A tragédia e a comédia são formas clássicas de contar uma história cuja origem remonta ao teatro grego na passagem do século 4 para o 5 a.C. A tragédia surge primeiro, e é por essência edificante, levando o público a se compadecer com os personagens que são exemplos de heroísmo, pois defendem valores caros à sociedade, mas são arrebatados pelas consequências das suas ações heroicas para a comoção do público.

Reprodução/Latuff
Charge do artista Latuff, que já foi censurada pela Justiça do Rio Grande do Sul
Reprodução/Latuff

A comédia é o oposto, pois é questionadora e desconstrutora de dogmas, possuindo vários pontos catárticos, em momentos inesperados para surpreender os espectadores, mas com a preocupação permanente de que o público entenda a mensagem humorística para poder provocar-lhes o riso, já que não se ri daquilo que não se entende, mas se pode chorar  [1].

O humor desenvolveu e aperfeiçoou, ao longo da história, diferentes suportes para veicular críticas à estimadas grandezas de uma sociedade. A charge é um desses suportes, cuja mensagem é construída com um elemento gráfico, desenho caricato, e um elemento escrito, uma fala, um diálogo permeado por opiniões contrárias e ironias para gerar um efeito humorístico sobre o acontecimento retratado.

Os acontecimentos políticos dominam o humor veiculado pelas charges, especialmente, em períodos eleitorais. Pois, assim como Aristófanes, na antiguidade, despertou a ira dos políticos de sua época, que não queriam ser satirizados; na atualidade, os políticos tentaram criar barreiras ao humor para não serem ridicularizados no período eleitoral, sob o fundamento também utilizado na Grécia Antiga: política é algo sério. Mas, quem disse que o humor não é coisa séria? É tão sério e essencial à democracia que usa as vestes protetivas dos direitos fundamentais; o manto da liberdade de expressão.
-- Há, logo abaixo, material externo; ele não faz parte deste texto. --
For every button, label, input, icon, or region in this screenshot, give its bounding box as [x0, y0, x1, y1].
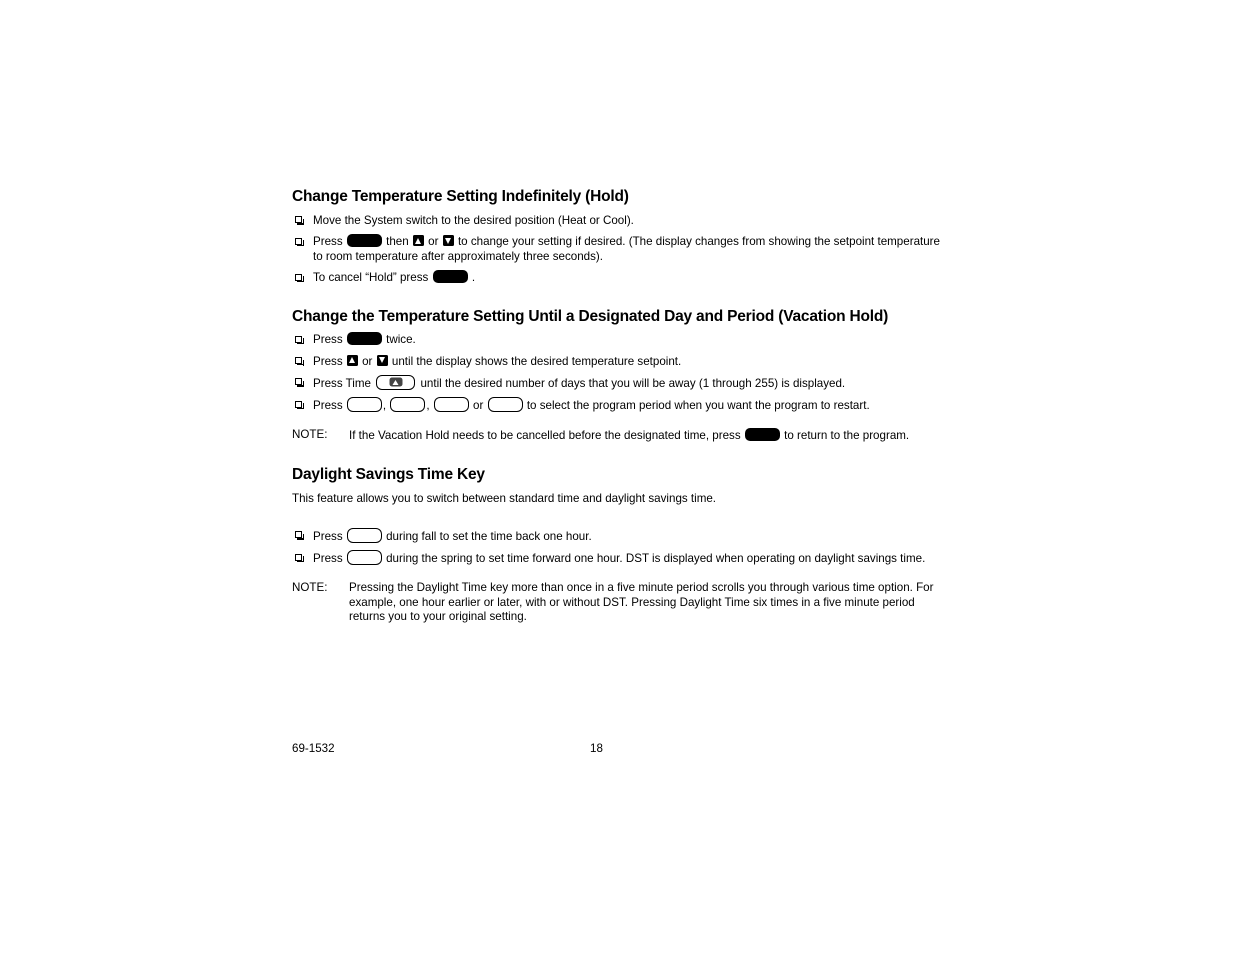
list-item: Press , , or to select the program perio… [292, 397, 942, 413]
separator-comma-1: , [382, 399, 387, 413]
section-daylight-savings: Daylight Savings Time Key This feature a… [292, 466, 942, 625]
note-body: Pressing the Daylight Time key more than… [349, 581, 934, 624]
list-item-text: To cancel “Hold” press [313, 271, 429, 285]
list-item: Move the System switch to the desired po… [292, 213, 942, 228]
checkbox-bullet-icon [295, 378, 305, 387]
list-item-text: Press [313, 333, 343, 347]
page-content: Change Temperature Setting Indefinitely … [292, 188, 942, 625]
note-text: to return to the program. [784, 429, 910, 443]
up-arrow-key-icon [412, 235, 424, 247]
list-item-text: then [386, 235, 409, 249]
checkbox-bullet-icon [295, 531, 305, 540]
note-daylight-savings: NOTE: Pressing the Daylight Time key mor… [292, 581, 942, 625]
list-item-text: Press [313, 354, 343, 368]
hold-key-icon [346, 332, 382, 346]
list-item-text: Press [313, 529, 343, 543]
daylight-key-icon [346, 527, 382, 543]
document-number: 69-1532 [292, 742, 335, 755]
program-period-key-2-icon [390, 397, 426, 413]
list-item-text: or [473, 399, 484, 413]
daylight-key-icon [346, 550, 382, 566]
note-label: NOTE: [292, 428, 328, 442]
up-arrow-key-icon [346, 354, 358, 366]
list-item: Press then or to change your setting if … [292, 234, 942, 264]
list-item-text: until the display shows the desired temp… [391, 354, 682, 368]
checkbox-bullet-icon [295, 237, 305, 246]
page-number: 18 [590, 742, 603, 755]
list-item-text: . [471, 271, 476, 285]
note-text: If the Vacation Hold needs to be cancell… [349, 429, 741, 443]
hold-key-icon [744, 428, 780, 442]
checkbox-bullet-icon [295, 273, 305, 283]
list-item: Press Time until the desired number of d… [292, 374, 942, 391]
section-heading-hold: Change Temperature Setting Indefinitely … [292, 188, 629, 205]
section-heading-vacation-hold: Change the Temperature Setting Until a D… [292, 307, 889, 325]
time-key-icon [376, 374, 416, 390]
list-item: Press during fall to set the time back o… [292, 527, 942, 544]
daylight-savings-intro: This feature allows you to switch betwee… [292, 491, 717, 505]
section-vacation-hold: Change the Temperature Setting Until a D… [292, 308, 942, 444]
program-period-key-1-icon [346, 397, 382, 413]
section-heading-daylight-savings: Daylight Savings Time Key [292, 465, 485, 483]
note-label: NOTE: [292, 581, 328, 595]
checklist-vacation-hold: Press twice. Press or until the display … [292, 332, 942, 413]
list-item: Press or until the display shows the des… [292, 354, 942, 369]
hold-key-icon [432, 270, 468, 284]
list-item-text: during fall to set the time back one hou… [386, 529, 592, 543]
checkbox-bullet-icon [295, 553, 305, 562]
checklist-hold: Move the System switch to the desired po… [292, 213, 942, 286]
down-arrow-key-icon [442, 235, 454, 247]
list-item-text: Press Time [313, 376, 371, 390]
checkbox-bullet-icon [295, 400, 305, 409]
list-item-text: Move the System switch to the desired po… [313, 213, 634, 227]
list-item-text: twice. [386, 333, 416, 347]
checkbox-bullet-icon [295, 216, 305, 225]
list-item-text: or [362, 354, 373, 368]
list-item-text: Press [313, 399, 343, 413]
program-period-key-4-icon [487, 397, 523, 413]
note-body: If the Vacation Hold needs to be cancell… [349, 428, 942, 444]
list-item-text: or [428, 235, 439, 249]
list-item-text: Press [313, 235, 343, 249]
hold-key-icon [346, 234, 382, 248]
list-item-text: during the spring to set time forward on… [386, 552, 926, 566]
checkbox-bullet-icon [295, 335, 305, 345]
note-vacation-hold: NOTE: If the Vacation Hold needs to be c… [292, 428, 942, 444]
section-hold: Change Temperature Setting Indefinitely … [292, 188, 942, 286]
list-item: To cancel “Hold” press . [292, 270, 942, 285]
time-key-up-triangle-icon [389, 377, 403, 387]
checkbox-bullet-icon [295, 357, 305, 366]
list-item: Press twice. [292, 332, 942, 347]
program-period-key-3-icon [433, 397, 469, 413]
list-item-text: Press [313, 552, 343, 566]
list-item-text: until the desired number of days that yo… [420, 376, 846, 390]
down-arrow-key-icon [376, 354, 388, 366]
list-item: Press during the spring to set time forw… [292, 550, 942, 566]
checklist-daylight-savings: Press during fall to set the time back o… [292, 527, 942, 566]
list-item-text: to select the program period when you wa… [526, 399, 870, 413]
separator-comma-2: , [426, 399, 430, 413]
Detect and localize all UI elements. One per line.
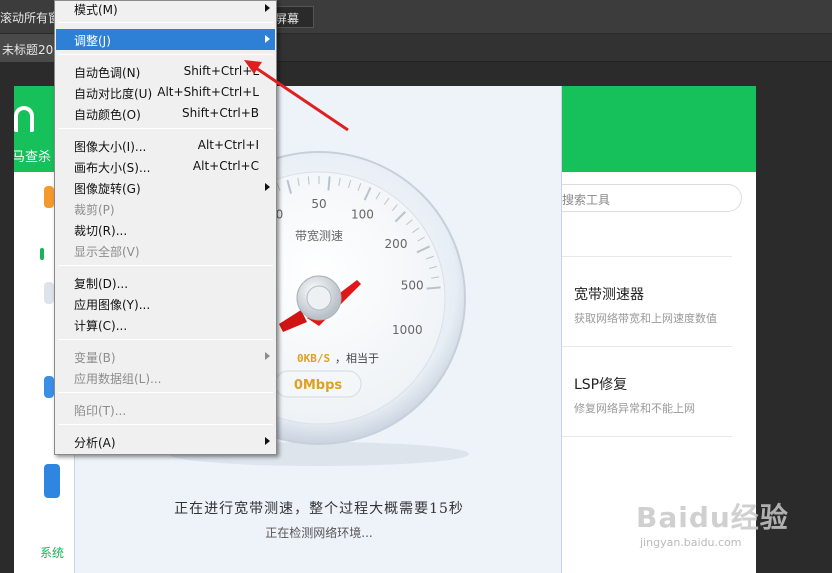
submenu-arrow-icon [265,183,270,191]
menu-item-auto-tone[interactable]: 自动色调(N) Shift+Ctrl+L [56,61,275,82]
status-title: 正在进行宽带测速，整个过程大概需要15秒 [174,501,464,517]
shield-tool-icon [44,376,54,398]
image-menu-dropdown: 模式(M) 调整(J) 自动色调(N) Shift+Ctrl+L 自动对比度(U)… [54,0,277,455]
mbps-value: 0Mbps [294,378,343,393]
gauge-label: 带宽测速 [295,228,343,243]
menu-item-apply-image[interactable]: 应用图像(Y)... [56,293,275,314]
tool-search-placeholder: 搜索工具 [562,193,611,207]
status-subtitle: 正在检测网络环境... [265,526,373,540]
menu-item-calculations[interactable]: 计算(C)... [56,314,275,335]
gauge-hub-cap [306,285,332,311]
tool-desc: 修复网络异常和不能上网 [574,402,695,415]
gray-tool-icon [44,282,54,304]
section-marker-icon [40,248,44,260]
menu-item-analysis[interactable]: 分析(A) [56,431,275,452]
menu-item-variables[interactable]: 变量(B) [56,346,275,367]
watermark-url: jingyan.baidu.com [640,536,742,549]
menu-separator [58,265,273,266]
app-logo-icon [14,106,34,132]
menu-item-image-size[interactable]: 图像大小(I)... Alt+Ctrl+I [56,135,275,156]
document-tab[interactable]: 未标题20200331 [0,34,60,62]
submenu-arrow-icon [265,35,270,43]
gauge-tick-label: 500 [401,279,424,293]
menu-item-reveal-all[interactable]: 显示全部(V) [56,240,275,261]
gauge-tick [307,176,310,185]
menu-item-image-rotation[interactable]: 图像旋转(G) [56,177,275,198]
right-header [562,86,756,172]
network-tool-icon [44,464,60,498]
tool-item-lsp-repair[interactable]: LSP修复 修复网络异常和不能上网 [562,374,732,416]
submenu-arrow-icon [265,437,270,445]
section-label-system: 系统 [40,546,65,560]
tool-divider [562,436,732,437]
tool-divider [562,346,732,347]
menu-separator [58,54,273,55]
gauge-tick [327,176,331,191]
rate-suffix: ，相当于 [335,351,379,365]
gauge-tick-label: 100 [351,208,374,222]
orange-tool-icon [44,186,54,208]
menu-separator [58,424,273,425]
menu-item-mode[interactable]: 模式(M) [56,0,275,19]
menu-item-adjustments[interactable]: 调整(J) [56,29,275,50]
tool-title: 宽带测速器 [574,287,644,303]
scroll-all-windows-label[interactable]: 滚动所有窗 [0,9,60,26]
submenu-arrow-icon [265,352,270,360]
gauge-tick-label: 1000 [392,323,423,337]
rate-value: 0KB/S [297,352,330,365]
menu-item-auto-color[interactable]: 自动颜色(O) Shift+Ctrl+B [56,103,275,124]
tool-title: LSP修复 [574,377,628,393]
submenu-arrow-icon [265,4,270,12]
tool-item-speed-test[interactable]: 宽带测速器 获取网络带宽和上网速度数值 [562,284,732,326]
menu-separator [58,128,273,129]
gauge-tick [426,286,441,290]
menu-separator [58,339,273,340]
menu-item-canvas-size[interactable]: 画布大小(S)... Alt+Ctrl+C [56,156,275,177]
menu-separator [58,392,273,393]
baidu-watermark: Baidu经验 jingyan.baidu.com [636,492,796,552]
tool-search-input[interactable]: 搜索工具 [562,184,742,212]
menu-item-duplicate[interactable]: 复制(D)... [56,272,275,293]
gauge-tick-label: 200 [385,237,408,251]
watermark-brand: Baidu经验 [636,501,789,534]
menu-item-trim[interactable]: 裁切(R)... [56,219,275,240]
menu-item-auto-contrast[interactable]: 自动对比度(U) Alt+Shift+Ctrl+L [56,82,275,103]
left-header-label: 马查杀 [14,150,52,165]
menu-item-trap[interactable]: 陷印(T)... [56,399,275,420]
menu-item-crop[interactable]: 裁剪(P) [56,198,275,219]
tool-desc: 获取网络带宽和上网速度数值 [574,312,717,325]
gauge-tick-label: 50 [311,197,326,211]
menu-item-apply-data-set[interactable]: 应用数据组(L)... [56,367,275,388]
tool-divider [562,256,732,257]
menu-separator [58,22,273,23]
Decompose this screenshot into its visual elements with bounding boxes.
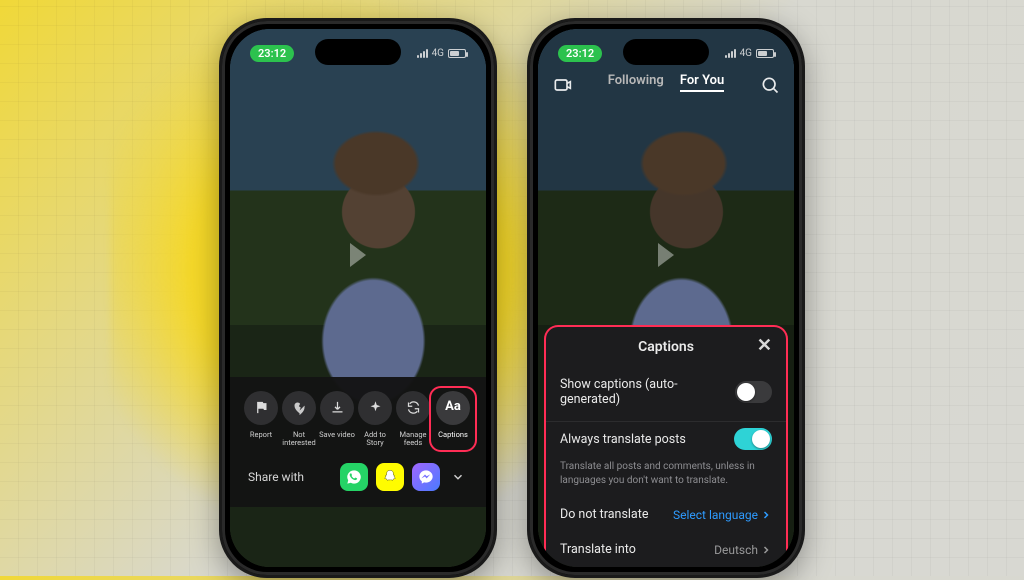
action-label: Add to Story xyxy=(356,431,394,448)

A "proteção" que os políticos atuais criaram para não serem alvos de piadas, charges, sátiras, paródias, ou quaisquer outros meios humorísticos, foi inserir uma vedação na lei que estabelece normas para as eleições (Lei nº 9.504/1997), na qual proibia-se aos veículos de comunicação, sob pena de multa, ridicularizar os candidatos no período das eleições. Tal comando normativo implantava de forma clara um tipo de censura prévia ao humor, mas que felizmente foi expurgado no nosso ordenamento jurídico pelo guardião da Constituição (STF: ADI 4.451).

O Supremo Tribunal Federal reafirma em diferentes julgados [2] a liberdade de expressão como valor essencial da democracia e os programas humorísticos, as charges, as sátiras como suas formas legítimas de exteriorização, e que não podem ser restringidos justamente no momento mais importante da democracia: as eleições.

Contudo, a liberdade de expressão enquanto direito fundamental e essencial à democracia não é um direito absoluto, pois encontra limites em outros de igual estatura, a exemplo dos direitos à honra e à imagem, o que lhe impõe um exercício responsável na produção da crítica social com o uso do humor.

Um desses cuidados é que os fatos/ações retratados e atribuídos a alguém de forma satírica devem ser verídicos ou de um absurdo tal que não possam fazer o público acreditar na sua veracidade. A charge que se vale do exagero, da deformação hiperbólica, do burlesco para transmitir a mensagem jornalística não pode usar desses recursos para deliberadamente inventar fatos e acontecimentos inverídicos, pois realizará uma conduta antijurídica, que pode ser objeto de reparação civil.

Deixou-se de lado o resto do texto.